Estão na gruta desde a manhã de sábado.

Os quatro portugueses que estavam presos na gruta espanhola de Cueto-Coventosa, na região da Cantábria, desde a manhã de sábado, 19 de outubro já foram resgatados.

Os quatro são espeleólogos experientes — especialistas no estudo das cavidades naturais, como grutas e cavernas. Depois de saírem, pelo próprio pé, referiram que a sua experiência ajudou nestas longas horas.

Os portugueses encontravam-se a trabalhar, quando a chuva fez com que o nível da água subisse e ficassem presos.

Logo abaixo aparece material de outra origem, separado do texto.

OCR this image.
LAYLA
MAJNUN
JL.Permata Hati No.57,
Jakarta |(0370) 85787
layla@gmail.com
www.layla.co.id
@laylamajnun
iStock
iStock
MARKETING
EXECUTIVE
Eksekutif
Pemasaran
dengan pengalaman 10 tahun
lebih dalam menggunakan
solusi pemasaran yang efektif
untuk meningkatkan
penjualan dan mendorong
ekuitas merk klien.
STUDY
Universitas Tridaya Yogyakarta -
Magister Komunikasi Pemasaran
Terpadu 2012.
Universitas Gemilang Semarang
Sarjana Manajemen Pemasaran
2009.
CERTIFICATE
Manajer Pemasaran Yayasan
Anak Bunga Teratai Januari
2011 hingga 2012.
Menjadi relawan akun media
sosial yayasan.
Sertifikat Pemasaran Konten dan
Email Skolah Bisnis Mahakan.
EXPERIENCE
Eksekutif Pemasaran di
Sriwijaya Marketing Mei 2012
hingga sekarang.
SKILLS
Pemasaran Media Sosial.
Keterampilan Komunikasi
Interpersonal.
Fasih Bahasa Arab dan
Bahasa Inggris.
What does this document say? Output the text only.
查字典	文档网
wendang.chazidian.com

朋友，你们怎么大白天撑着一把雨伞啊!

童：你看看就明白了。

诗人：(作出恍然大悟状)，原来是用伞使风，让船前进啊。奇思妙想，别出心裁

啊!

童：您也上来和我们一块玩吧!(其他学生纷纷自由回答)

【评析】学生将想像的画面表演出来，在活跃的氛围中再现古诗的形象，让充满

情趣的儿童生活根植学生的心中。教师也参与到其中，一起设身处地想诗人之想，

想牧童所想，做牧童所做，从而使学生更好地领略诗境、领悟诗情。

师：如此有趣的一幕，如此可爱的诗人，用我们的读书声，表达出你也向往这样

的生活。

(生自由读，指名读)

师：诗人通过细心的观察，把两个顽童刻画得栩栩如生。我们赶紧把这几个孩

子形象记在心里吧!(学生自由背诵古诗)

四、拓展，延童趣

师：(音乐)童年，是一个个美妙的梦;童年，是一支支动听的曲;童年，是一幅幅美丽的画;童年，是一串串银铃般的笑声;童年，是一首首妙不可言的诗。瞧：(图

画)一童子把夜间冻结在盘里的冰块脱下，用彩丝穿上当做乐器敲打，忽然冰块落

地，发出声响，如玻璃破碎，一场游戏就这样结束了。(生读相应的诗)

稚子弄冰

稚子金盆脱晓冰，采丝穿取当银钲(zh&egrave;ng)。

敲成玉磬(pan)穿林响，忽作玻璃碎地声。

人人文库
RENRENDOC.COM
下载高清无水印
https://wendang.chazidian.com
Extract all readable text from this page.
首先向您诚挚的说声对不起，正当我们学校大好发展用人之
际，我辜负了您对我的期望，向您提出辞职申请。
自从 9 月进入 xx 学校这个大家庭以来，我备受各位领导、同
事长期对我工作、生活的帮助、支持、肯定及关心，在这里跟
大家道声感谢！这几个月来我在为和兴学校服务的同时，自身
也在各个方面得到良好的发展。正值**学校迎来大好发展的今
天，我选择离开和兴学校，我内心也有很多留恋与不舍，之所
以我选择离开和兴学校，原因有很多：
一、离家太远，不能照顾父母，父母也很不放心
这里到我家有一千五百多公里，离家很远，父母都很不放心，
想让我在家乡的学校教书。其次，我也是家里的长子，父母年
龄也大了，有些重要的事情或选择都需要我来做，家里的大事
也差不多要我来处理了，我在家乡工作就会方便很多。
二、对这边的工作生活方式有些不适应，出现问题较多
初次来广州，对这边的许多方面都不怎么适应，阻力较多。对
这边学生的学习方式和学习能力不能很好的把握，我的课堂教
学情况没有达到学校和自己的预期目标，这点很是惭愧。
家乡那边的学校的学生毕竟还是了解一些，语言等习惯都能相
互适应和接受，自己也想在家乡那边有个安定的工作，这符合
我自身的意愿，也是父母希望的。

A equipa de socorro, encontrava-se no local desde a noite de domingo.

“A única preocupação foi a preocupação que estávamos a causar nos nossos familiares e amigos”, referiu um dos espeleólogos à saída. “Nós estávamos bem e não podíamos avisar”, acrescentou.

“Nós estamos bem, tanto [do ponto de vista] físico como emocional”, acrescentou. O português disse ainda, em declarações à SIC Notícias, que não tiveram frio, uma vez que “estavam preparados para isso”.

Assim que os quatro portugueses, que fazem parte de um grupo de sete espeleólogos do Clube de Montanhismo Alto Relevo de Valongo, região do Porto, foram encontrados, entrou na gruta uma médica da equipa de socorristas para confirmar o seu estado de saúde.

“A única dificuldade de toda a operação foi termos de esperar que a força da corrente e o nível das águas baixasse”, explicou Martín González Hierro que estimou em “mais uma hora” o tempo até que saia o último dos espeleólogos.

“Trata-se de uma galeria problemática que é muito conhecida dos espeleólogos que fica vedada dos dois lados quando a água sobe”, explicou esta manhã um dos três membros do grupo de portugueses que ficou no exterior, acrescentando tratar-se de uma “situação normal que acontece muitas vezes”.

Os espeleólogos estavam equipados com todo o material necessário para ficarem dentro da gruta durante vários dias a dormir, se fosse necessário.